Ted Sarandos e Reed Hastings, co-fondatori di Netflix, hanno spesso parlato dell’inefficienza della policy di Blockbuster che, secondo loro, avrebbe portato la catena al fallimento: dimenticare di restituire un film noleggiato entro una certa data si tramutava in una tassa extra da pagare. In sostanza, i clienti venivano puniti per le loro sviste. Leggenda vuole che Hastings ebbe l’illuminazione di creare Netflix proprio dopo aver ricevuto una multa di 40 dollari per il ritardo della riconsegna di Apollo 13. Per questo ha deciso di creare un progetto senza penali e del tutto diverso da un negozio fisico, in cui le persone finivano per cercare sempre i soliti film e il magazzino si riempiva di titoli invenduti e dimenticati. Una volta avviato, hanno iniziato a studiare il modo in cui gli utenti usavano la piattaforma: da quale dispositivo guardavano i contenuti, quali scene saltavano, quali mettevano in pausa o riguardavano più volte. Così, si resero conto che spesso non prestavano davvero attenzione allo schermo, ma piuttosto cercavano un sottofondo per accompagnare le loro attività quotidiane, avere compagnia mentre stendevano il bucato o lavavano i piatti. Da qui sono nati i cosiddetti Typical Netflix Movies, ovvero una categoria di contenuti creata specificatamente per assecondare questo fenomeno del casual viewing. Si tratta di film che condividono determinate caratteristiche: un titolo chiaro che annuncia esattamente di cosa parla il contenuto, scene corte con i due personaggi principali e, soprattutto, dialoghi forzati e didascalici in cui gli attori annunciano quello che stanno facendo piuttosto che recitare, in modo che il solo audio sia sufficiente per non perdere nulla della trama – e addio ai pregnanti silenzi e ai non detti antoniani.

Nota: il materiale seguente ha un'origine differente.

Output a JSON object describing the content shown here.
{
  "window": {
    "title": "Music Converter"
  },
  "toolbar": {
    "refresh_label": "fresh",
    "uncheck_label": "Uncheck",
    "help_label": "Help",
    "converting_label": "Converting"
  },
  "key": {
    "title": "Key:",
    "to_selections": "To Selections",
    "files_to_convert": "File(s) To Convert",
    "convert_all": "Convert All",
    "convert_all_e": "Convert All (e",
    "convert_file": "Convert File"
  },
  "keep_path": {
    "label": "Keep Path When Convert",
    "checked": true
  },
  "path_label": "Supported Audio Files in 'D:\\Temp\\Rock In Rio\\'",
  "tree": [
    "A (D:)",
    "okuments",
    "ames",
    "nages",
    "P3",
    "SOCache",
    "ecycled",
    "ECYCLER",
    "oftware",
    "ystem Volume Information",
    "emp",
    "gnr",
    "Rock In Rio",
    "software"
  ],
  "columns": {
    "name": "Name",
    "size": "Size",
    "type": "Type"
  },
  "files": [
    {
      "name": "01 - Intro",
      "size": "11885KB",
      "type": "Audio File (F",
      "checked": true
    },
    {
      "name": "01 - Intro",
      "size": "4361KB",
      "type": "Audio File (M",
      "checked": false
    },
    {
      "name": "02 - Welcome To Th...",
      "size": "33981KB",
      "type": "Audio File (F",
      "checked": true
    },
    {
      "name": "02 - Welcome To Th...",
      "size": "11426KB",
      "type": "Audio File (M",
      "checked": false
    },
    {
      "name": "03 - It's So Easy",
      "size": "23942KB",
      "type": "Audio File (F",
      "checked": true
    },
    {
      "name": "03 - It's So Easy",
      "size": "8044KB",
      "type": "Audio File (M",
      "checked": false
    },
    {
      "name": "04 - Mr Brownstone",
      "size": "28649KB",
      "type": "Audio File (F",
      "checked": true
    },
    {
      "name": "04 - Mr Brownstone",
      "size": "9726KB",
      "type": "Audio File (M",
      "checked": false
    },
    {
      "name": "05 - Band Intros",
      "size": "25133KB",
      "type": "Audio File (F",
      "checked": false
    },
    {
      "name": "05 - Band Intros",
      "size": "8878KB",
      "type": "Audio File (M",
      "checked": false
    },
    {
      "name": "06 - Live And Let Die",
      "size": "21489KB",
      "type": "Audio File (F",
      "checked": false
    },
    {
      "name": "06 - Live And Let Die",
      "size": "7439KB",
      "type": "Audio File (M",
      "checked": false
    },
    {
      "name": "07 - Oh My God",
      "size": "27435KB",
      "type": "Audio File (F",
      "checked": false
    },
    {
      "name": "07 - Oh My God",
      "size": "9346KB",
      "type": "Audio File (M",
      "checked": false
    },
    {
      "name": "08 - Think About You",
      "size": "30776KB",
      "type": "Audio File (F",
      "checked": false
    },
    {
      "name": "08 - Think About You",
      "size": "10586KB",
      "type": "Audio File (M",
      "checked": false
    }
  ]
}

Come spiegato in questo articolo del 2000, la soglia di attenzione media era di 12 secondi, e nel 2013 il valore è sceso ulteriormente a 8 entro, causato principalmente dalla iper digitalizzazione e dalla pervasività delle nuove tecnologie che, pur portando molti benefici pragmatici nelle nostre vite, hanno introdotto modifiche sostanziali nel nostro assetto cognitivo, soprattutto nel caso del loro utilizzo in fase infantile – come segnalato dal rapporto del 2013 dell’Accademia delle Scienze francese. L’articolo evidenzia inoltre le conseguenze concrete di un uso eccessivo dei dispositivi digitali, come una diminuzione delle attività fisiche e sociali nel mondo reale, la privazione del sonno e un maggiore rischio di problemi legati alla vista. La risposta da parte del panorama audiovisivo non è costituita solo da contenuti studiati per il casual viewing, ma anche da altre modalità di intrattenimento come gli Sludge Content – di cui vi parlavamo in questo articolo -, ovvero clip accostate in modalità split screen al contenuto principale come per “riempire” uno spazio, mantenere attiva l’attenzione del pubblico e far sì che porti a termine la visione del video.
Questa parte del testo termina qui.